Renderers in Canada continue to face challenges with export markets, grease theft, and the temporary closure of a major meat processor. To find possible solutions to these issues, members of the Canadian Renderers Association (CRA) met while also attending the National Renderers Association convention in Laguna Niguel, CA, in late October.

First on the agenda was exports of Canadian tallow to China, a market that has “technically” been open since this past summer but so far no product has been shipped due to a box on the importation certificate that requires a Chinese import permit number. Because China does not issue import permits, no tallow has been shipped. According to renderers, the Chinese government’s concern is there is no control over the tallow once it arrives.

Graham Clarke, government liaison for CRA, reported that Indonesia and the Philippines are currently the only export markets for Canadian meat and bone meal, which is helping to fulfill Indonesia’s needs after it banned meat and bone meal from the United States following the discovery of bovine spongiform encephalopathy in California in April. Bangladesh is now being examined as a potential third market for Canadian meat and bone meal.

Switching the conversation to biofuels was Alan Rickard, Rothsay, who explained that under European Union regulations, yellow grease is labeled a rendered product while used cooking oil is a waste material, allowing used cooking oil to be exported to Europe for biodiesel but not yellow grease. On a related note, grease theft took up a good amount of discussion, where it was noted that CRA has written talking points aimed at restaurants and provided them to the Canadian Restaurant Association who has agreed to distribute to its members.

Todd Moser, Rothsay, shared that his company has been successful in apprehending grease thieves. In one case, a truck driver was caught siphoning grease from a container that did not belong to him. Police were called who took the crime seriously and confiscated the truck. It was later learned that the truck had been released the previous day from impound for another theft. Moser stated the thefts are very sophisticated by organized operations. Clarke proclaimed that better containers is a “moot issue,” while Barry Glotman, West Coast Reduction, mentioned that in the scrap metal industry, the collection center tracks who they are purchasing scrap metal from, something the rendering industry should consider.
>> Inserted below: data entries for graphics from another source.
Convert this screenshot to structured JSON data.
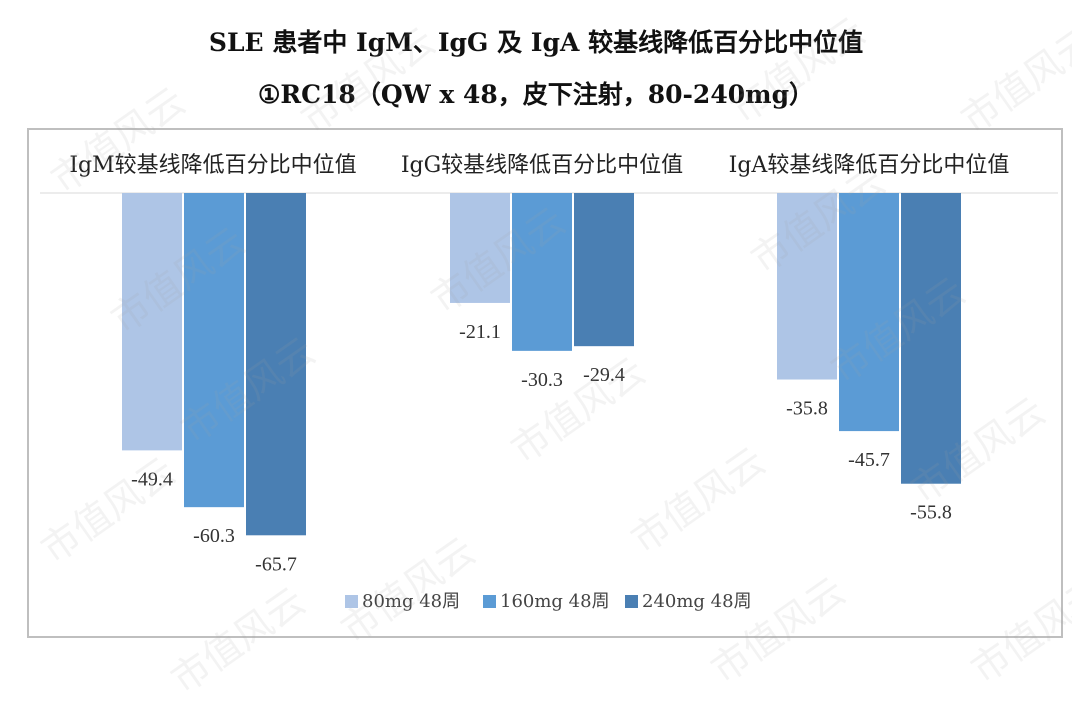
{
  "title": "SLE 患者中 IgM、IgG 及 IgA 较基线降低百分比中位值",
  "subtitle": "①RC18（QW x 48，皮下注射，80-240mg）",
  "watermark": "市值风云",
  "colors": {
    "s80": "#aec5e6",
    "s160": "#5b9bd5",
    "s240": "#4a7fb3",
    "label": "#333333",
    "axis": "#d9d9d9"
  },
  "chart_data": {
    "type": "bar",
    "categories": [
      "IgM较基线降低百分比中位值",
      "IgG较基线降低百分比中位值",
      "IgA较基线降低百分比中位值"
    ],
    "series": [
      {
        "name": "80mg 48周",
        "values": [
          -49.4,
          -21.1,
          -35.8
        ]
      },
      {
        "name": "160mg 48周",
        "values": [
          -60.3,
          -30.3,
          -45.7
        ]
      },
      {
        "name": "240mg 48周",
        "values": [
          -65.7,
          -29.4,
          -55.8
        ]
      }
    ],
    "ylim": [
      -66,
      0
    ],
    "legend": "bottom",
    "grid": false
  }
}
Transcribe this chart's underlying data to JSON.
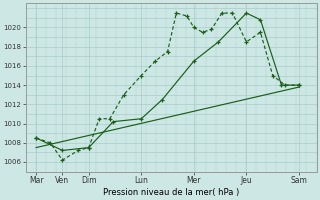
{
  "xlabel": "Pression niveau de la mer( hPa )",
  "background_color": "#cde8e4",
  "grid_color_major": "#aacccc",
  "grid_color_minor": "#bbdddd",
  "line_color": "#1a5e1a",
  "ylim": [
    1005.0,
    1022.5
  ],
  "ytick_vals": [
    1006,
    1008,
    1010,
    1012,
    1014,
    1016,
    1018,
    1020
  ],
  "day_labels": [
    "Mar",
    "Ven",
    "Dim",
    "Lun",
    "Mer",
    "Jeu",
    "Sam"
  ],
  "day_x": [
    0,
    0.75,
    1.5,
    3.0,
    4.5,
    6.0,
    7.5
  ],
  "xlim": [
    -0.3,
    8.0
  ],
  "line1_x": [
    0,
    0.4,
    0.75,
    1.2,
    1.5,
    1.8,
    2.1,
    2.5,
    3.0,
    3.4,
    3.75,
    4.0,
    4.3,
    4.5,
    4.75,
    5.0,
    5.3,
    5.6,
    6.0,
    6.4,
    6.75,
    7.1,
    7.5
  ],
  "line1_y": [
    1008.5,
    1008.0,
    1006.2,
    1007.2,
    1007.5,
    1010.5,
    1010.5,
    1013.0,
    1015.0,
    1016.5,
    1017.5,
    1021.5,
    1021.2,
    1020.0,
    1019.5,
    1019.8,
    1021.5,
    1021.5,
    1018.5,
    1019.5,
    1015.0,
    1014.0,
    1014.0
  ],
  "line2_x": [
    0,
    0.75,
    1.5,
    2.2,
    3.0,
    3.6,
    4.5,
    5.2,
    6.0,
    6.4,
    7.0,
    7.5
  ],
  "line2_y": [
    1008.5,
    1007.2,
    1007.5,
    1010.2,
    1010.5,
    1012.5,
    1016.5,
    1018.5,
    1021.5,
    1020.8,
    1014.0,
    1014.0
  ],
  "line3_x": [
    0,
    7.5
  ],
  "line3_y": [
    1007.5,
    1013.8
  ]
}
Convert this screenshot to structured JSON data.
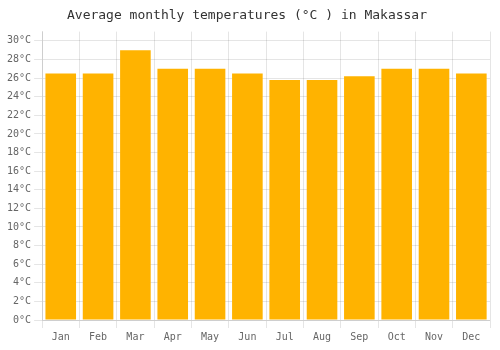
{
  "chart_data": {
    "type": "bar",
    "title": "Average monthly temperatures (°C ) in Makassar",
    "categories": [
      "Jan",
      "Feb",
      "Mar",
      "Apr",
      "May",
      "Jun",
      "Jul",
      "Aug",
      "Sep",
      "Oct",
      "Nov",
      "Dec"
    ],
    "values": [
      26.5,
      26.5,
      29.0,
      27.0,
      27.0,
      26.5,
      25.8,
      25.8,
      26.2,
      27.0,
      27.0,
      26.5
    ],
    "color": "#FFB300",
    "ylim": [
      0,
      31
    ],
    "yticks": [
      {
        "value": 0,
        "label": "0°C"
      },
      {
        "value": 2,
        "label": "2°C"
      },
      {
        "value": 4,
        "label": "4°C"
      },
      {
        "value": 6,
        "label": "6°C"
      },
      {
        "value": 8,
        "label": "8°C"
      },
      {
        "value": 10,
        "label": "10°C"
      },
      {
        "value": 12,
        "label": "12°C"
      },
      {
        "value": 14,
        "label": "14°C"
      },
      {
        "value": 16,
        "label": "16°C"
      },
      {
        "value": 18,
        "label": "18°C"
      },
      {
        "value": 20,
        "label": "20°C"
      },
      {
        "value": 22,
        "label": "22°C"
      },
      {
        "value": 24,
        "label": "24°C"
      },
      {
        "value": 26,
        "label": "26°C"
      },
      {
        "value": 28,
        "label": "28°C"
      },
      {
        "value": 30,
        "label": "30°C"
      }
    ],
    "grid": true
  }
}
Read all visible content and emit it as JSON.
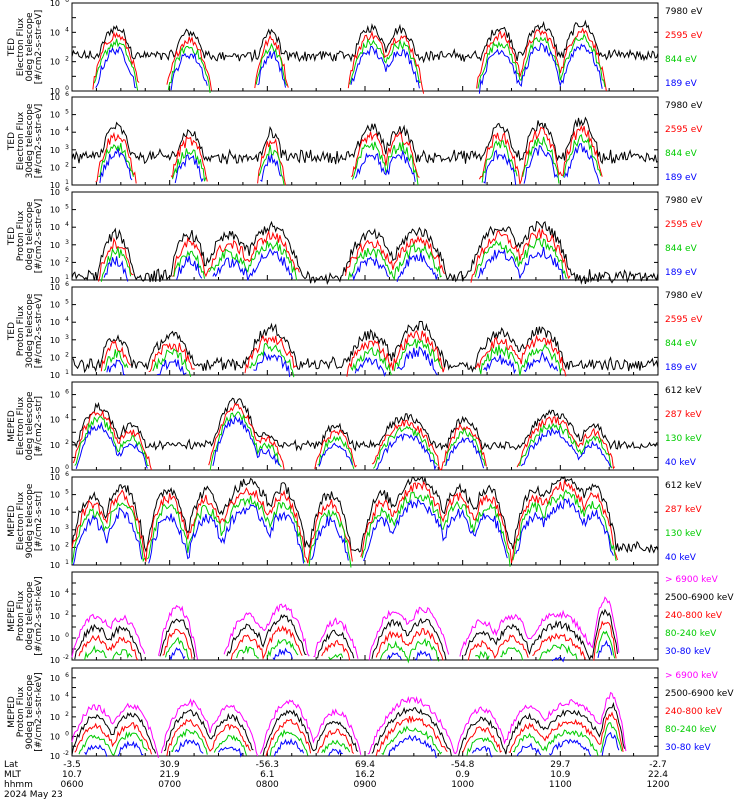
{
  "panels": [
    {
      "ylabel": [
        "TED",
        "Electron Flux",
        "0deg telescope",
        "[#/cm2-s-str-eV]"
      ],
      "ytick_exps": [
        0,
        2,
        4,
        6
      ],
      "ymin_exp": 0,
      "ymax_exp": 6,
      "legend": [
        {
          "label": "7980 eV",
          "color": "#000000"
        },
        {
          "label": "2595 eV",
          "color": "#ff0000"
        },
        {
          "label": "844 eV",
          "color": "#00cc00"
        },
        {
          "label": "189 eV",
          "color": "#0000ff"
        }
      ],
      "kind": "ted_e",
      "background": 2.4
    },
    {
      "ylabel": [
        "TED",
        "Electron Flux",
        "30deg telescope",
        "[#/cm2-s-str-eV]"
      ],
      "ytick_exps": [
        1,
        2,
        3,
        4,
        5,
        6
      ],
      "ymin_exp": 1,
      "ymax_exp": 6,
      "legend": [
        {
          "label": "7980 eV",
          "color": "#000000"
        },
        {
          "label": "2595 eV",
          "color": "#ff0000"
        },
        {
          "label": "844 eV",
          "color": "#00cc00"
        },
        {
          "label": "189 eV",
          "color": "#0000ff"
        }
      ],
      "kind": "ted_e",
      "background": 2.6
    },
    {
      "ylabel": [
        "TED",
        "Proton Flux",
        "0deg telescope",
        "[#/cm2-s-str-eV]"
      ],
      "ytick_exps": [
        1,
        2,
        3,
        4,
        5,
        6
      ],
      "ymin_exp": 1,
      "ymax_exp": 6,
      "legend": [
        {
          "label": "7980 eV",
          "color": "#000000"
        },
        {
          "label": "2595 eV",
          "color": "#ff0000"
        },
        {
          "label": "844 eV",
          "color": "#00cc00"
        },
        {
          "label": "189 eV",
          "color": "#0000ff"
        }
      ],
      "kind": "ted_p",
      "background": 1.2
    },
    {
      "ylabel": [
        "TED",
        "Proton Flux",
        "30deg telescope",
        "[#/cm2-s-str-eV]"
      ],
      "ytick_exps": [
        1,
        2,
        3,
        4,
        5,
        6
      ],
      "ymin_exp": 1,
      "ymax_exp": 6,
      "legend": [
        {
          "label": "7980 eV",
          "color": "#000000"
        },
        {
          "label": "2595 eV",
          "color": "#ff0000"
        },
        {
          "label": "844 eV",
          "color": "#00cc00"
        },
        {
          "label": "189 eV",
          "color": "#0000ff"
        }
      ],
      "kind": "ted_p30",
      "background": 1.6
    },
    {
      "ylabel": [
        "MEPED",
        "Electron Flux",
        "0deg telescope",
        "[#/cm2-s-str]"
      ],
      "ytick_exps": [
        0,
        2,
        4,
        6
      ],
      "ymin_exp": 0,
      "ymax_exp": 7,
      "legend": [
        {
          "label": "612 keV",
          "color": "#000000"
        },
        {
          "label": "287 keV",
          "color": "#ff0000"
        },
        {
          "label": "130 keV",
          "color": "#00cc00"
        },
        {
          "label": "40 keV",
          "color": "#0000ff"
        }
      ],
      "kind": "mep_e0",
      "background": 2.0
    },
    {
      "ylabel": [
        "MEPED",
        "Electron Flux",
        "90deg telescope",
        "[#/cm2-s-str]"
      ],
      "ytick_exps": [
        1,
        2,
        3,
        4,
        5,
        6
      ],
      "ymin_exp": 1,
      "ymax_exp": 6,
      "legend": [
        {
          "label": "612 keV",
          "color": "#000000"
        },
        {
          "label": "287 keV",
          "color": "#ff0000"
        },
        {
          "label": "130 keV",
          "color": "#00cc00"
        },
        {
          "label": "40 keV",
          "color": "#0000ff"
        }
      ],
      "kind": "mep_e90",
      "background": 2.0
    },
    {
      "ylabel": [
        "MEPED",
        "Proton Flux",
        "0deg telescope",
        "[#/cm2-s-str-keV]"
      ],
      "ytick_exps": [
        -2,
        0,
        2,
        4
      ],
      "ymin_exp": -2,
      "ymax_exp": 6,
      "legend": [
        {
          "label": "> 6900 keV",
          "color": "#ff00ff"
        },
        {
          "label": "2500-6900 keV",
          "color": "#000000"
        },
        {
          "label": "240-800 keV",
          "color": "#ff0000"
        },
        {
          "label": "80-240 keV",
          "color": "#00cc00"
        },
        {
          "label": "30-80 keV",
          "color": "#0000ff"
        }
      ],
      "kind": "mep_p0",
      "background": 0
    },
    {
      "ylabel": [
        "MEPED",
        "Proton Flux",
        "90deg telescope",
        "[#/cm2-s-str-keV]"
      ],
      "ytick_exps": [
        -2,
        0,
        2,
        4,
        6
      ],
      "ymin_exp": -2,
      "ymax_exp": 7,
      "legend": [
        {
          "label": "> 6900 keV",
          "color": "#ff00ff"
        },
        {
          "label": "2500-6900 keV",
          "color": "#000000"
        },
        {
          "label": "240-800 keV",
          "color": "#ff0000"
        },
        {
          "label": "80-240 keV",
          "color": "#00cc00"
        },
        {
          "label": "30-80 keV",
          "color": "#0000ff"
        }
      ],
      "kind": "mep_p90",
      "background": 0
    }
  ],
  "xaxis": {
    "row_labels": [
      "Lat",
      "MLT",
      "hhmm"
    ],
    "date": "2024 May 23",
    "ticks": [
      {
        "lat": "-3.5",
        "mlt": "10.7",
        "hhmm": "0600"
      },
      {
        "lat": "30.9",
        "mlt": "21.9",
        "hhmm": "0700"
      },
      {
        "lat": "-56.3",
        "mlt": "6.1",
        "hhmm": "0800"
      },
      {
        "lat": "69.4",
        "mlt": "16.2",
        "hhmm": "0900"
      },
      {
        "lat": "-54.8",
        "mlt": "0.9",
        "hhmm": "1000"
      },
      {
        "lat": "29.7",
        "mlt": "10.9",
        "hhmm": "1100"
      },
      {
        "lat": "-2.7",
        "mlt": "22.4",
        "hhmm": "1200"
      }
    ]
  },
  "chart_data": {
    "type": "line",
    "x_unit": "UT hhmm",
    "x_range": [
      "0600",
      "1200"
    ],
    "y_scale": "log",
    "passes_peak_times": [
      "0628",
      "0645",
      "0735",
      "0753",
      "0840",
      "0904",
      "0942",
      "0953",
      "1020",
      "1040",
      "1109",
      "1130"
    ],
    "series_groups": [
      "TED Electron Flux 0deg: 7980 eV, 2595 eV, 844 eV, 189 eV",
      "TED Electron Flux 30deg: 7980 eV, 2595 eV, 844 eV, 189 eV",
      "TED Proton Flux 0deg: 7980 eV, 2595 eV, 844 eV, 189 eV",
      "TED Proton Flux 30deg: 7980 eV, 2595 eV, 844 eV, 189 eV",
      "MEPED Electron Flux 0deg: 612 keV, 287 keV, 130 keV, 40 keV",
      "MEPED Electron Flux 90deg: 612 keV, 287 keV, 130 keV, 40 keV",
      "MEPED Proton Flux 0deg: > 6900 keV, 2500-6900 keV, 240-800 keV, 80-240 keV, 30-80 keV",
      "MEPED Proton Flux 90deg: > 6900 keV, 2500-6900 keV, 240-800 keV, 80-240 keV, 30-80 keV"
    ]
  }
}
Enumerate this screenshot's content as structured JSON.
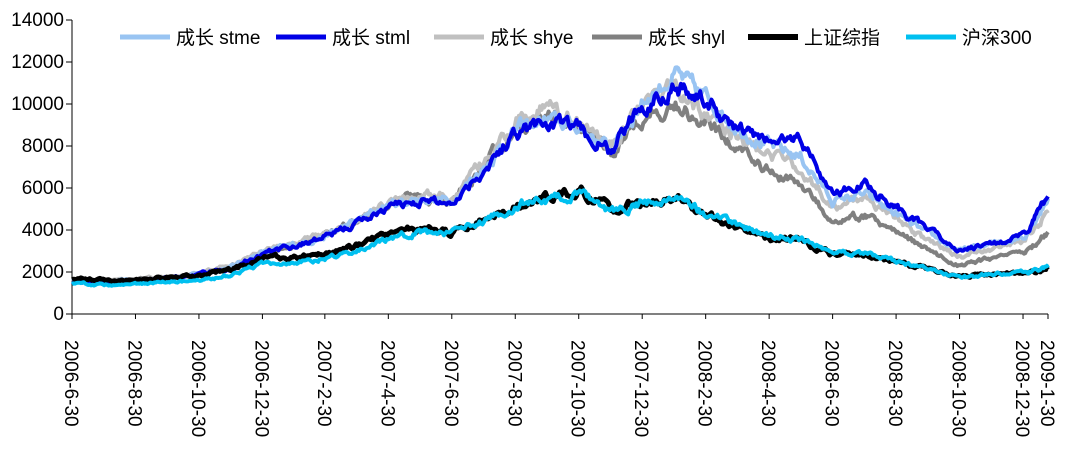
{
  "chart_data": {
    "type": "line",
    "title": "",
    "xlabel": "",
    "ylabel": "",
    "ylim": [
      0,
      14000
    ],
    "yticks": [
      0,
      2000,
      4000,
      6000,
      8000,
      10000,
      12000,
      14000
    ],
    "grid": false,
    "legend_position": "top",
    "x_dates": [
      "2006-06-30",
      "2006-07-31",
      "2006-08-31",
      "2006-09-29",
      "2006-10-31",
      "2006-11-30",
      "2006-12-29",
      "2007-01-31",
      "2007-02-28",
      "2007-03-30",
      "2007-04-30",
      "2007-05-31",
      "2007-06-29",
      "2007-07-31",
      "2007-08-31",
      "2007-09-28",
      "2007-10-31",
      "2007-11-30",
      "2007-12-28",
      "2008-01-31",
      "2008-02-29",
      "2008-03-31",
      "2008-04-30",
      "2008-05-30",
      "2008-06-30",
      "2008-07-31",
      "2008-08-29",
      "2008-09-26",
      "2008-10-31",
      "2008-11-28",
      "2008-12-31",
      "2009-01-23"
    ],
    "x_tick_labels": [
      "2006-6-30",
      "2006-8-30",
      "2006-10-30",
      "2006-12-30",
      "2007-2-30",
      "2007-4-30",
      "2007-6-30",
      "2007-8-30",
      "2007-10-30",
      "2007-12-30",
      "2008-2-30",
      "2008-4-30",
      "2008-6-30",
      "2008-8-30",
      "2008-10-30",
      "2008-12-30",
      "2009-1-30"
    ],
    "series": [
      {
        "name": "成长 stme",
        "color": "#99c4f2",
        "width": 4,
        "values": [
          1600,
          1520,
          1620,
          1720,
          1900,
          2250,
          2900,
          3300,
          3700,
          4400,
          5200,
          5500,
          5400,
          7000,
          8800,
          9200,
          8900,
          7800,
          10000,
          11400,
          10300,
          8900,
          8000,
          7500,
          5400,
          5700,
          4800,
          3900,
          3000,
          3300,
          3700,
          5500
        ]
      },
      {
        "name": "成长 stml",
        "color": "#0000e6",
        "width": 4,
        "values": [
          1580,
          1500,
          1600,
          1700,
          1880,
          2200,
          2850,
          3250,
          3650,
          4300,
          5100,
          5400,
          5300,
          6900,
          8700,
          9100,
          8800,
          7700,
          9800,
          11000,
          10100,
          8800,
          8200,
          8400,
          5700,
          6200,
          5200,
          4100,
          3000,
          3300,
          3700,
          5600
        ]
      },
      {
        "name": "成长 shye",
        "color": "#c0c0c0",
        "width": 4,
        "values": [
          1620,
          1540,
          1650,
          1760,
          1940,
          2300,
          2950,
          3400,
          3800,
          4500,
          5300,
          5700,
          5500,
          7200,
          9100,
          9800,
          9200,
          7900,
          9800,
          10900,
          9600,
          8400,
          7500,
          7000,
          5100,
          5500,
          4500,
          3600,
          2700,
          3100,
          3500,
          4800
        ]
      },
      {
        "name": "成长 shyl",
        "color": "#808080",
        "width": 4,
        "values": [
          1600,
          1520,
          1620,
          1720,
          1900,
          2250,
          2900,
          3350,
          3700,
          4400,
          5200,
          5600,
          5400,
          7100,
          8900,
          9500,
          9000,
          7800,
          9300,
          9900,
          9000,
          7800,
          6800,
          6200,
          4500,
          4700,
          3900,
          3100,
          2300,
          2600,
          2900,
          3900
        ]
      },
      {
        "name": "上证综指",
        "color": "#000000",
        "width": 5,
        "values": [
          1670,
          1610,
          1620,
          1750,
          1820,
          2100,
          2650,
          2700,
          2850,
          3250,
          3800,
          4100,
          3900,
          4500,
          5200,
          5500,
          5950,
          5000,
          5300,
          5500,
          4700,
          4200,
          3500,
          3550,
          2800,
          2800,
          2450,
          2200,
          1750,
          1900,
          1950,
          2100
        ]
      },
      {
        "name": "沪深300",
        "color": "#00c0f0",
        "width": 4,
        "values": [
          1450,
          1380,
          1420,
          1520,
          1580,
          1850,
          2350,
          2500,
          2650,
          3000,
          3600,
          3900,
          3800,
          4450,
          5200,
          5450,
          5700,
          4900,
          5200,
          5600,
          4800,
          4200,
          3700,
          3600,
          2900,
          2850,
          2500,
          2200,
          1700,
          1900,
          2000,
          2200
        ]
      }
    ]
  }
}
Clarke lastly addressed the large meat recall by XL Foods due to a small number of E. Coli cases, resulting in the processor shutting down its Alberta plant and subsequently being managed by JBS USA. He remarked there is a lack of transparency in the Canadian government and that it’s frustrating for the industry. He gave an example of a public press conference held about the recall by the Canadian Food Inspection Agency (CFIA) prior to contacting the meat industry, which resulted in cattlemen receiving media calls about an incident they knew nothing about. CRA members decided renderers need to be more proactive with CFIA and will organize a meeting with them in Ottawa, ON, Canada.